«Air contaminé» sur des avions liés à des problèmes de santé

« Les vapeurs toxiques dans les cabines d’avions pourraient causer de graves problèmes de santé, avertissent les scientifiques », rapporte The Sun priligy. Ceci est basé sur une étude britannique portant sur la contamination de l’air par les avions et ses effets possibles sur la santé des pilotes et des équipages de cabine.

Les chercheurs disent que l’alimentation en air des avions peut être contaminée par des fuites d’huile ou d’autres produits chimiques provenant des moteurs et ils voulaient savoir si cela était associé à des problèmes de santé.

L’étude, publiée dans le journal de l’Organisation mondiale de la santé, établit un lien entre l’exposition à l’air contaminé et des problèmes à court terme comme la somnolence, la perte de conscience, les maux de tête et les tremblements et des problèmes de mémoire ou de concentration. et la fatigue.

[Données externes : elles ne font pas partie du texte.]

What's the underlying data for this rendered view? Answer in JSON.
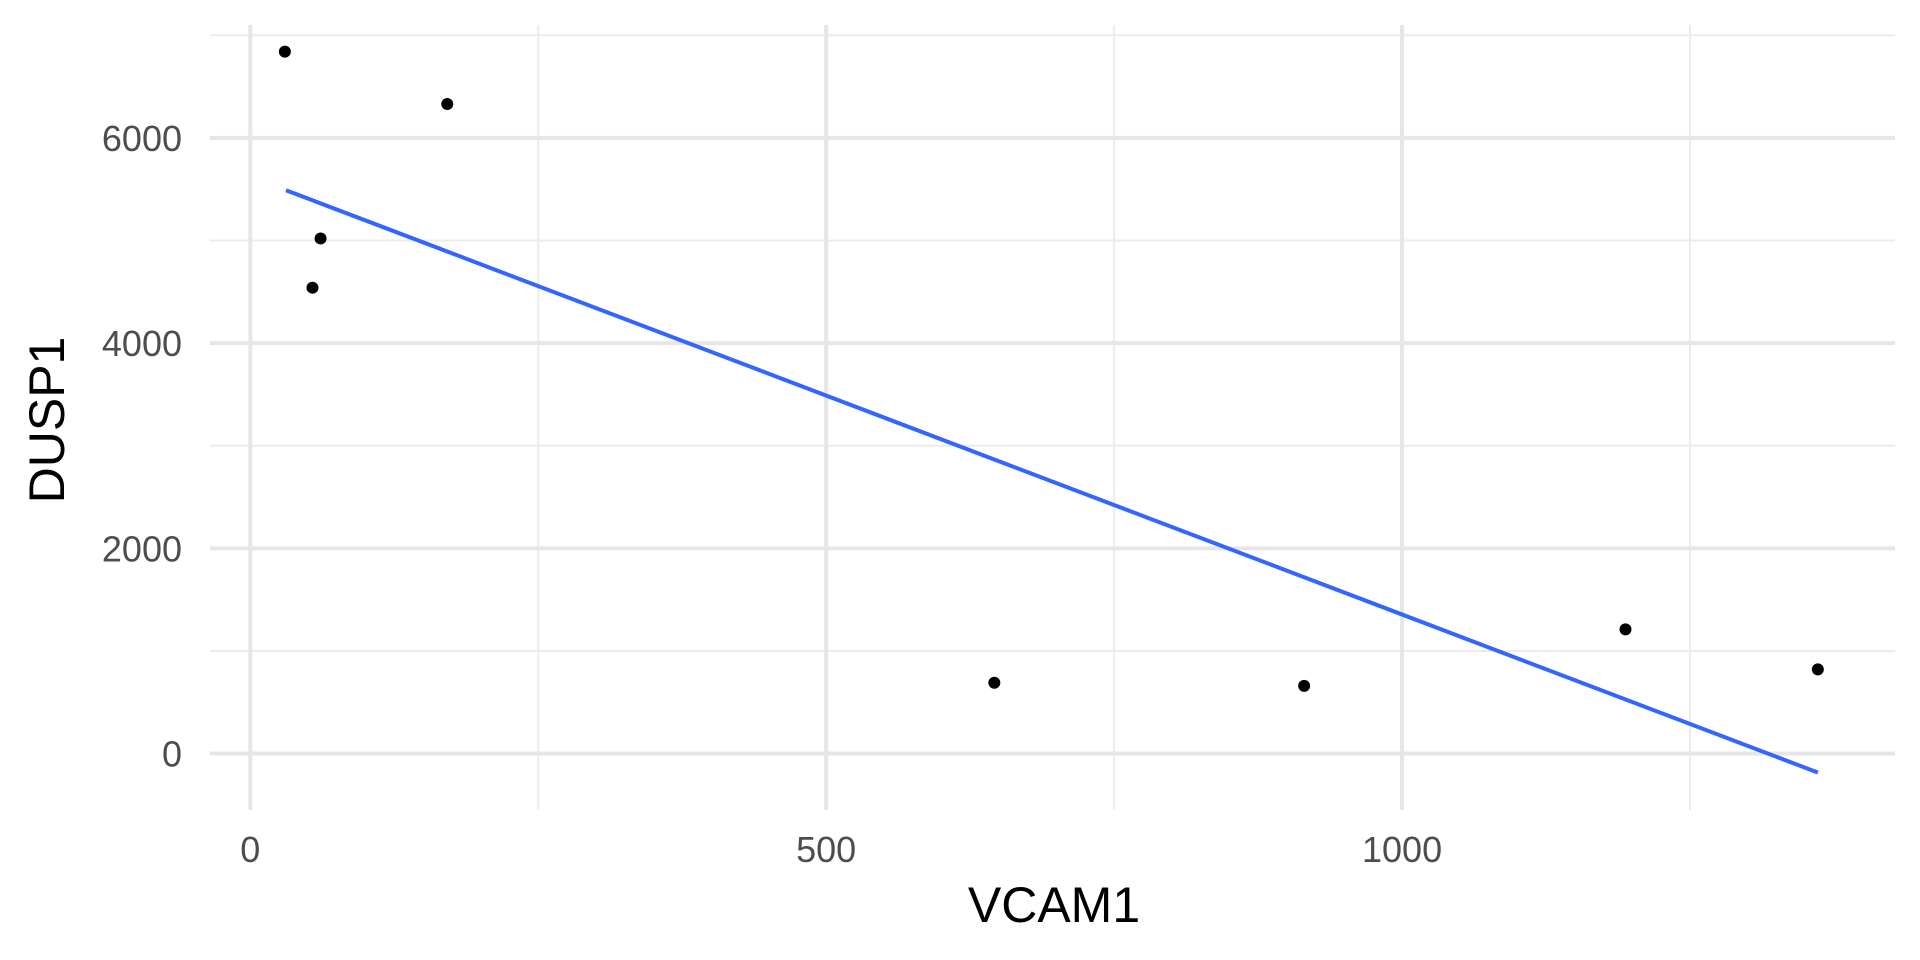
{
  "chart_data": {
    "type": "scatter",
    "title": "",
    "xlabel": "VCAM1",
    "ylabel": "DUSP1",
    "xlim": [
      -35,
      1428
    ],
    "ylim": [
      -550,
      7100
    ],
    "x_ticks": [
      0,
      500,
      1000
    ],
    "x_minor_ticks": [
      250,
      750,
      1250
    ],
    "y_ticks": [
      0,
      2000,
      4000,
      6000
    ],
    "y_minor_ticks": [
      1000,
      3000,
      5000,
      7000
    ],
    "grid": true,
    "legend": "none",
    "points": [
      {
        "x": 30,
        "y": 6840
      },
      {
        "x": 171,
        "y": 6330
      },
      {
        "x": 61,
        "y": 5020
      },
      {
        "x": 54,
        "y": 4540
      },
      {
        "x": 646,
        "y": 690
      },
      {
        "x": 915,
        "y": 660
      },
      {
        "x": 1194,
        "y": 1210
      },
      {
        "x": 1361,
        "y": 820
      }
    ],
    "trend_line": {
      "x": [
        31,
        1361
      ],
      "y": [
        5490,
        -185
      ]
    },
    "colors": {
      "points": "#000000",
      "trend_line": "#3366FF",
      "grid_major": "#e6e6e6",
      "grid_minor": "#ececec"
    }
  }
}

Ceci est surtout préoccupant pour les pilotes et le personnel des aéronefs, mais pourrait également être une source de préoccupation pour les passagers si l’exposition à de l’air hautement contaminé provoque un sentiment de somnolence ou d’évanouissement chez le pilote. Cependant, seules quelques études de cas de contamination grave de l’air ont été étudiées dans cette étude, suggérant que ces événements sont rares.

L’étude n’a pas examiné en détail si l’exposition à l’air contaminé dans les avions nuisait aux passagers, il n’est donc pas possible de tirer des conclusions définitives sur les risques pour la santé des personnes qui volent régulièrement ou occasionnellement.

D’où vient l’histoire?

L’étude a été réalisée par des chercheurs de l’Université de Stirling et de l’Université d’Ulster au Royaume-Uni, ainsi que par un consultant en pneumologie de Melbourne en Australie. Il n’a reçu aucune source de financement.

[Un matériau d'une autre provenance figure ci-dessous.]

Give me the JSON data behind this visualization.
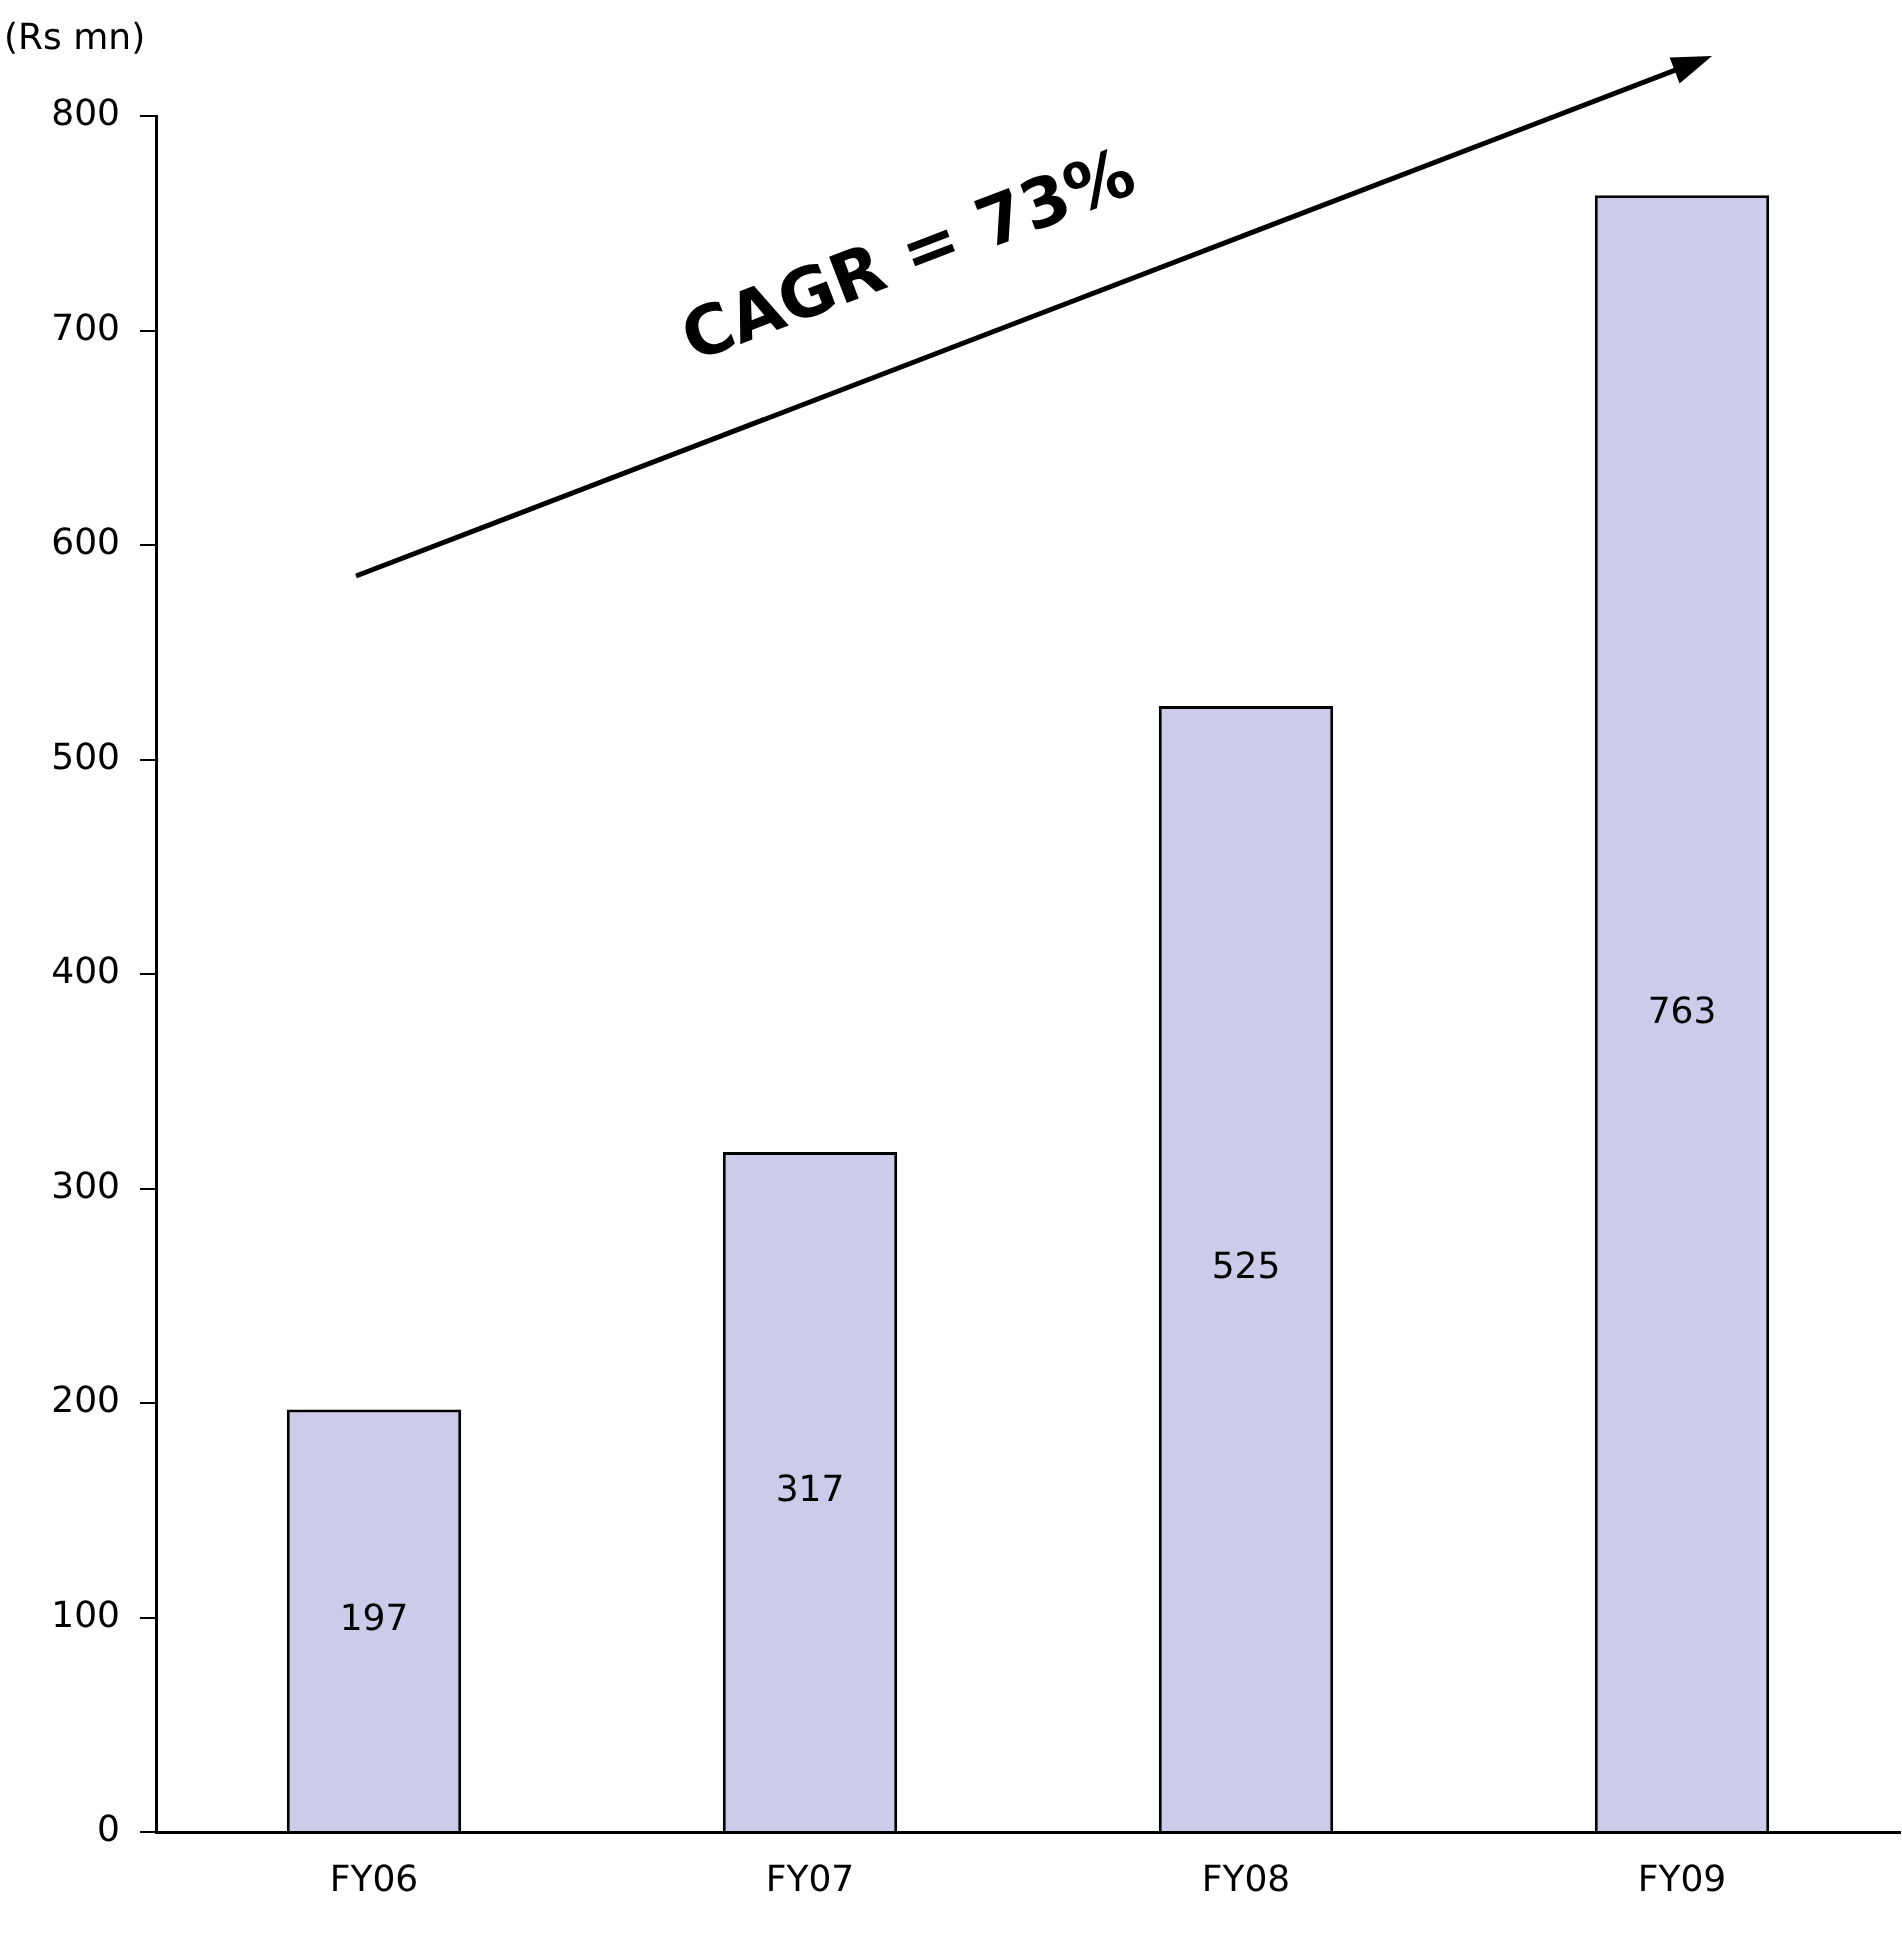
{
  "chart_data": {
    "type": "bar",
    "ylabel": "(Rs mn)",
    "categories": [
      "FY06",
      "FY07",
      "FY08",
      "FY09"
    ],
    "values": [
      197,
      317,
      525,
      763
    ],
    "color": "#ccccea",
    "ylim": [
      0,
      800
    ],
    "yticks": [
      0,
      100,
      200,
      300,
      400,
      500,
      600,
      700,
      800
    ],
    "grid": false,
    "legend": false,
    "data_labels": true,
    "annotations": [
      "CAGR = 73%"
    ]
  }
}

L’étude a été publiée dans la revue à comité de lecture Public Health Panorama, une revue de l’Organisation mondiale de la santé. C’est un accès ouvert, ce qui signifie que vous pouvez le lire en ligne gratuitement (PDF, 314kb).

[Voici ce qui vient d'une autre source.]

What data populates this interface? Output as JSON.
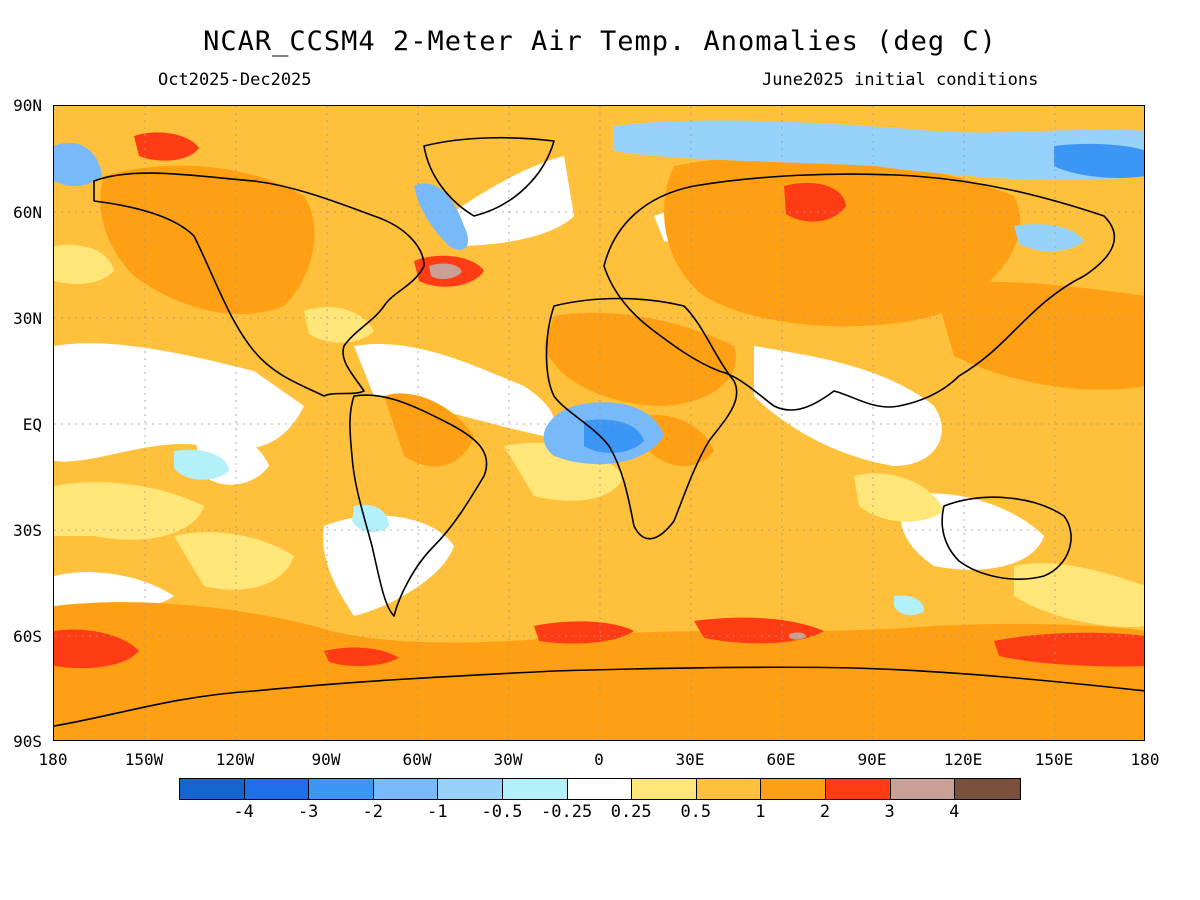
{
  "title": "NCAR_CCSM4 2-Meter Air Temp. Anomalies (deg C)",
  "subtitle_left": "Oct2025-Dec2025",
  "subtitle_right": "June2025 initial conditions",
  "lat_labels": [
    "90N",
    "60N",
    "30N",
    "EQ",
    "30S",
    "60S",
    "90S"
  ],
  "lon_labels": [
    "180",
    "150W",
    "120W",
    "90W",
    "60W",
    "30W",
    "0",
    "30E",
    "60E",
    "90E",
    "120E",
    "150E",
    "180"
  ],
  "colorbar": {
    "colors": [
      "#1464d2",
      "#1e6eeb",
      "#3c96f5",
      "#78b9fa",
      "#96d2fa",
      "#b4f0fa",
      "#ffffff",
      "#ffe678",
      "#ffc03c",
      "#ffa014",
      "#ff3c14",
      "#c8a096",
      "#78503c"
    ],
    "labels": [
      "-4",
      "-3",
      "-2",
      "-1",
      "-0.5",
      "-0.25",
      "0.25",
      "0.5",
      "1",
      "2",
      "3",
      "4"
    ]
  }
}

Les médias britanniques rapportent généralement l’histoire avec précision, bien que le message du soleil «Voler devrait être accompagné d’un avertissement de santé» alors que les vapeurs toxiques contaminent l’air dans les cabines entraînant de graves problèmes de santé. sur les passagers, quand il était effectivement effectué uniquement sur le personnel de l’aéronef.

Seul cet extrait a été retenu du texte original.